Primeira Igreja Batista de Belo Horizonte

Notícias

Dois quadros que temos no corredor do primeiro pavimento de nosso templo dizem:

“Quando agimos, colhemos os frutos do nosso trabalho, mas quando oramos, colhemos os frutos do trabalho de Deus” (Max Lucado  citação do livro “Parceiros de Oração”, de John Maxwell).
“Sempre que Deus deseja realizar algo novo, Ele convoca seu povo para orar” (Charles Spurgeon).
Às vezes, penso sobre os frutos que temos colhido.

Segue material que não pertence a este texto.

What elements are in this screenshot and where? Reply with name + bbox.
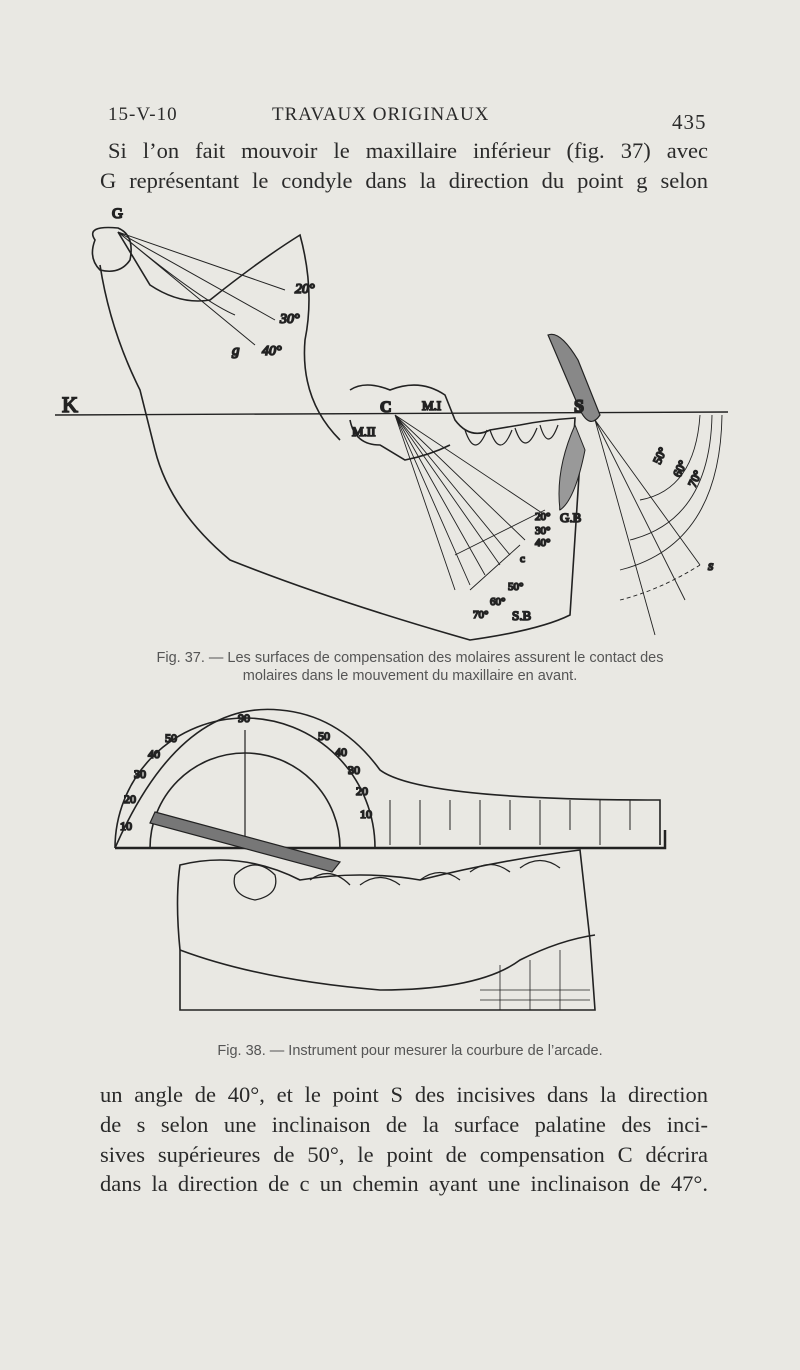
- label-G: G: [112, 206, 123, 222]
- label-GB: G.B: [560, 510, 582, 525]
- text-line: de s selon une inclinaison de la surface…: [100, 1112, 708, 1137]
- scale-tick-label: 30: [134, 767, 146, 781]
- running-head-title: TRAVAUX ORIGINAUX: [272, 104, 490, 125]
- scale-tick-label: 40: [335, 745, 347, 759]
- running-head-date: 15-V-10: [108, 104, 178, 125]
- label-s60: 60°: [670, 458, 690, 479]
- text-line: dans la direction de c un chemin ayant u…: [100, 1171, 708, 1196]
- label-C: C: [380, 399, 392, 416]
- protractor-scale: 10 20 30 40 50 90 50 40 30 20 10: [119, 710, 373, 834]
- scale-tick-label: 20: [124, 792, 136, 806]
- label-c: c: [520, 553, 525, 565]
- scale-tick-label: 10: [360, 807, 372, 821]
- label-MII: M.II: [352, 424, 375, 439]
- scale-tick-label: 50: [318, 729, 330, 743]
- figure-37-caption: molaires dans le mouvement du maxillaire…: [242, 668, 578, 684]
- label-40: 40°: [262, 344, 282, 359]
- label-g: g: [232, 343, 240, 359]
- label-20: 20°: [295, 282, 315, 297]
- figure-37-mandible-diagram: G 20° 30° 40° g K C M.I M.II S 20° 30° 4…: [54, 205, 729, 641]
- label-c20: 20°: [535, 511, 550, 523]
- label-c70: 70°: [473, 609, 488, 621]
- label-s: s: [708, 559, 714, 574]
- label-30: 30°: [279, 312, 300, 327]
- scale-tick-label: 50: [165, 731, 177, 745]
- text-line: sives supérieures de 50°, le point de co…: [100, 1142, 708, 1167]
- scale-tick-label: 30: [348, 763, 360, 777]
- label-SB: S.B: [512, 608, 531, 623]
- figure-38-instrument-drawing: 10 20 30 40 50 90 50 40 30 20 10: [114, 708, 667, 1011]
- text-line: Si l’on fait mouvoir le maxillaire infér…: [108, 138, 708, 163]
- label-S: S: [574, 396, 584, 416]
- label-K: K: [62, 392, 78, 417]
- label-s50: 50°: [650, 445, 670, 466]
- label-c40: 40°: [535, 537, 550, 549]
- label-c30: 30°: [535, 525, 550, 537]
- text-line: un angle de 40°, et le point S des incis…: [100, 1082, 708, 1107]
- figure-38-caption: Fig. 38. — Instrument pour mesurer la co…: [217, 1043, 603, 1059]
- page-number: 435: [672, 110, 707, 134]
- scale-tick-label: 40: [148, 747, 160, 761]
- label-c50: 50°: [508, 581, 523, 593]
- figure-37-caption: Fig. 37. — Les surfaces de compensation …: [156, 650, 664, 666]
- label-s70: 70°: [685, 468, 705, 489]
- text-line: G représentant le condyle dans la direct…: [100, 168, 708, 193]
- scale-tick-label: 20: [356, 784, 368, 798]
- scale-tick-label: 10: [120, 819, 132, 833]
- label-MI: M.I: [422, 398, 441, 413]
- label-c60: 60°: [490, 596, 505, 608]
- scale-tick-label: 90: [238, 711, 250, 725]
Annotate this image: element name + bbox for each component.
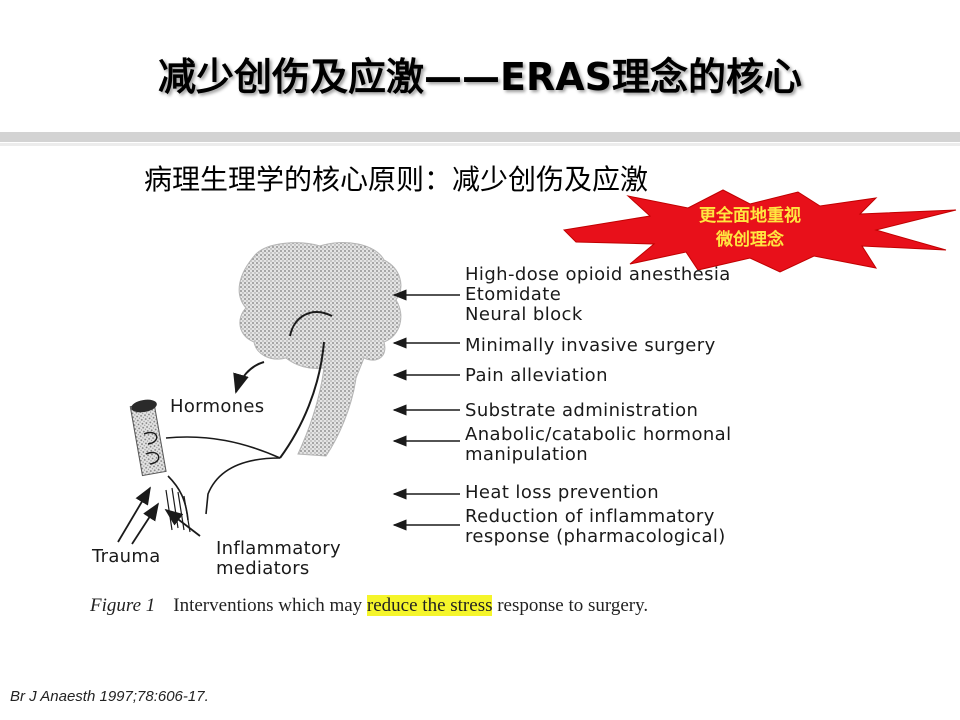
intervention-item: response (pharmacological) — [465, 526, 726, 547]
brain-shape — [238, 242, 402, 457]
caption-text-after: response to surgery. — [492, 595, 649, 616]
trauma-arrow-2 — [131, 502, 159, 545]
hormone-pathway — [289, 311, 333, 337]
stress-response-figure: Hormones Trauma Inflammatory mediators H… — [88, 238, 828, 648]
hormones-label: Hormones — [170, 396, 265, 417]
intervention-item: Heat loss prevention — [465, 482, 660, 503]
callout-line-2: 微创理念 — [716, 230, 784, 250]
intervention-item: Etomidate — [465, 284, 562, 305]
title-divider — [0, 132, 960, 142]
adrenal-top — [131, 399, 157, 413]
inflammatory-label-line-2: mediators — [216, 558, 310, 579]
intervention-item: Neural block — [465, 304, 583, 325]
hormones-arrow — [233, 361, 265, 394]
callout-starburst — [562, 189, 957, 273]
intervention-item: Minimally invasive surgery — [465, 335, 716, 356]
slide-title: 减少创伤及应激——ERAS理念的核心 — [158, 55, 802, 99]
trauma-label: Trauma — [92, 546, 161, 567]
intervention-item: manipulation — [465, 444, 589, 465]
intervention-item: High-dose opioid anesthesia — [465, 264, 731, 285]
inflammatory-label-line-1: Inflammatory — [216, 538, 341, 559]
pathway-diagram — [117, 242, 460, 545]
trauma-arrow-1 — [117, 486, 151, 543]
callout-text: 更全面地重视 微创理念 — [640, 204, 860, 252]
mediator-arrow — [164, 508, 201, 537]
nerve-loops — [143, 431, 160, 465]
efferent-pathway — [165, 436, 281, 459]
intervention-item: Anabolic/catabolic hormonal — [465, 424, 732, 445]
mediator-pathway — [205, 457, 281, 515]
caption-text-before: Interventions which may — [173, 595, 367, 616]
afferent-pathway — [279, 341, 325, 459]
intervention-item: Reduction of inflammatory — [465, 506, 715, 527]
intervention-item: Substrate administration — [465, 400, 699, 421]
figure-caption: Figure 1 Interventions which may reduce t… — [90, 594, 820, 618]
intervention-arrows — [392, 289, 460, 531]
callout-line-1: 更全面地重视 — [699, 206, 801, 226]
caption-highlight: reduce the stress — [366, 595, 493, 616]
adrenal-gland — [129, 401, 167, 477]
intervention-item: Pain alleviation — [465, 365, 608, 386]
slide-subtitle: 病理生理学的核心原则：减少创伤及应激 — [144, 163, 649, 196]
title-divider-shadow — [0, 143, 960, 146]
starburst-shape — [562, 189, 957, 273]
citation: Br J Anaesth 1997;78:606-17. — [10, 688, 209, 705]
figure-number: Figure 1 — [90, 595, 156, 616]
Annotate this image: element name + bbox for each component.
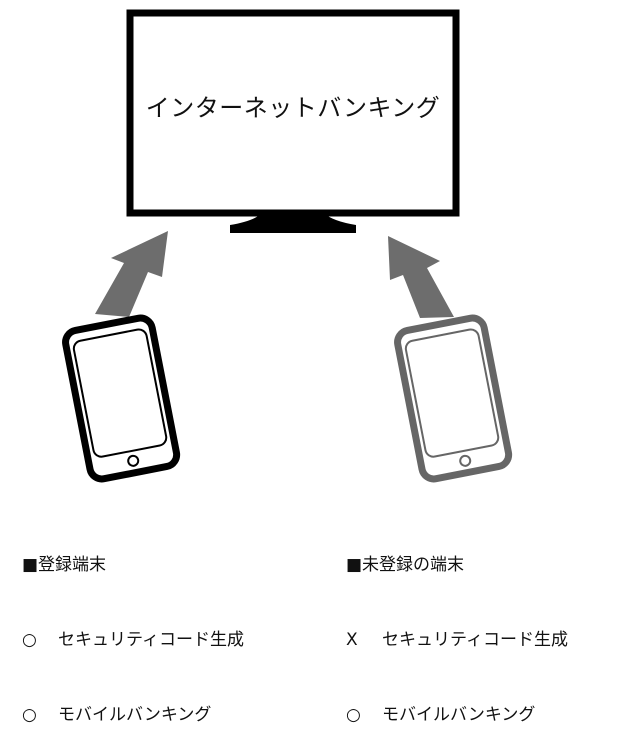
unregistered-feature-mark: ○ bbox=[346, 705, 361, 725]
registered-feature-row: ○ セキュリティコード生成 bbox=[22, 628, 244, 653]
unregistered-feature-row: X セキュリティコード生成 bbox=[346, 628, 568, 653]
registered-feature-label: セキュリティコード生成 bbox=[58, 630, 244, 650]
monitor bbox=[126, 9, 460, 233]
unregistered-phone-home-button bbox=[459, 454, 472, 467]
registered-feature-row: ○ モバイルバンキング bbox=[22, 703, 244, 728]
unregistered-feature-row: ○ モバイルバンキング bbox=[346, 703, 568, 728]
diagram-canvas bbox=[62, 9, 513, 483]
registered-feature-label: モバイルバンキング bbox=[58, 705, 212, 725]
arrow-right bbox=[388, 236, 454, 318]
registered-heading: ■登録端末 bbox=[22, 555, 107, 575]
unregistered-feature-label: モバイルバンキング bbox=[382, 705, 536, 725]
unregistered-phone-screen bbox=[404, 328, 500, 458]
unregistered-feature-mark: X bbox=[346, 630, 358, 650]
monitor-title: インターネットバンキング bbox=[145, 94, 441, 122]
registered-feature-mark: ○ bbox=[22, 630, 37, 650]
arrow-left bbox=[95, 231, 168, 317]
monitor-stand bbox=[230, 213, 356, 233]
arrow-left-shape bbox=[95, 231, 168, 317]
unregistered-feature-label: セキュリティコード生成 bbox=[382, 630, 568, 650]
registered-phone-screen bbox=[72, 328, 168, 458]
registered-device-info: ■登録端末 ○ セキュリティコード生成 ○ モバイルバンキング bbox=[22, 503, 244, 753]
registered-feature-mark: ○ bbox=[22, 705, 37, 725]
monitor-screen bbox=[126, 9, 460, 217]
unregistered-device-info: ■未登録の端末 X セキュリティコード生成 ○ モバイルバンキング bbox=[346, 503, 568, 753]
unregistered-phone bbox=[394, 314, 513, 483]
registered-phone-home-button bbox=[127, 454, 140, 467]
registered-phone bbox=[62, 314, 181, 483]
arrow-right-shape bbox=[388, 236, 454, 318]
unregistered-heading: ■未登録の端末 bbox=[346, 555, 465, 575]
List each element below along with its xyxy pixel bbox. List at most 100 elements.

Não serão eles, em muitos casos, frutos somente de nosso trabalho? Afinal, o salmista nos diz que de nada adianta levantar cedo, repousar tarde e comer o pão de dores, pois o Senhor nos sustenta enquanto dormimos (Salmo 127). Seja isso nos planos pessoal, familiar e, mesmo, da igreja. Quantas vezes estamos trabalhando, e trabalhando, e parece que tudo que conseguimos se esvai, como se fosse colocado em sacos furados… Como é angustiante tal situação!
Muitas vezes, em minha caminhada de oração, tenho pedido ao Senhor: “Deus, abençoa o trabalho das nossas mãos. Confirma, Senhor, o trabalho das nossas mãos”. Pois, quando o Senhor não abençoa o trabalho de nossas mãos nada prospera. Nada vai para frente. Então, é momento de deixar Deus agir. É momento de parar de se debater e, então, depender, pois só assim veremos as coisas caminhando.
É verdade também que, por vezes, Deus permite que a situação chegue a um ponto tal de crise e dificuldade porque Ele quer chamar nossa atenção para a necessidade de oração, de clamor e, mesmo, de jejum.
As notícias que chegaram a Neemias se constituíam em um chamado para a oração e para o jejum. Afinal, nenhuma ação seria correta naquele momento se não fosse precedida de oração e de um tempo de profunda dedicação ao Senhor. Neemias entende que não poderia agir sem oração e que Deus, antes de chamá-lo à ação, estava chamando-o para orar, pois que a situação exigia que qualquer ação fosse precedida de oração.
Estamos vivenciando um momento que requer muita oração. Não podemos meter os pés pelas mãos e sair atabalhoados, tentando fazer o que precisa ser feito, embora existam muitas coisas a fazer. Por isso, queremos conclamá-lo a orar. A orar por motivos muitos especiais, os quais passamos a listar:
• pelo ministério da Primeira Batista;
• pela vida de cada membro, frequentador e convidado;
• pelo Pr. Jackson, sua família e sua equipe ministerial;
• por toda a liderança da Igreja;
• pela celebração do Centenário, para que, de fato, seja um tempo de receber, celebrar e repartir;
• pela comunidade em que a Igreja está inserida, para que possamos demonstrar o amor de Deus de forma prática; e
• pelos enfermos da Igreja, não só no plano físico, mas também no emocional e no espiritual.
Muitos outros assuntos poderiam ser colocados, mas julgamos que é com que devemos gastar mais tempo nos próximos dias e meses. Portanto, antes de agir, ore. Antes de falar, ore. E aguarde com paciência na manifestação do Senhor, pois, certamente, Ele agirá, e veremos a sua glória.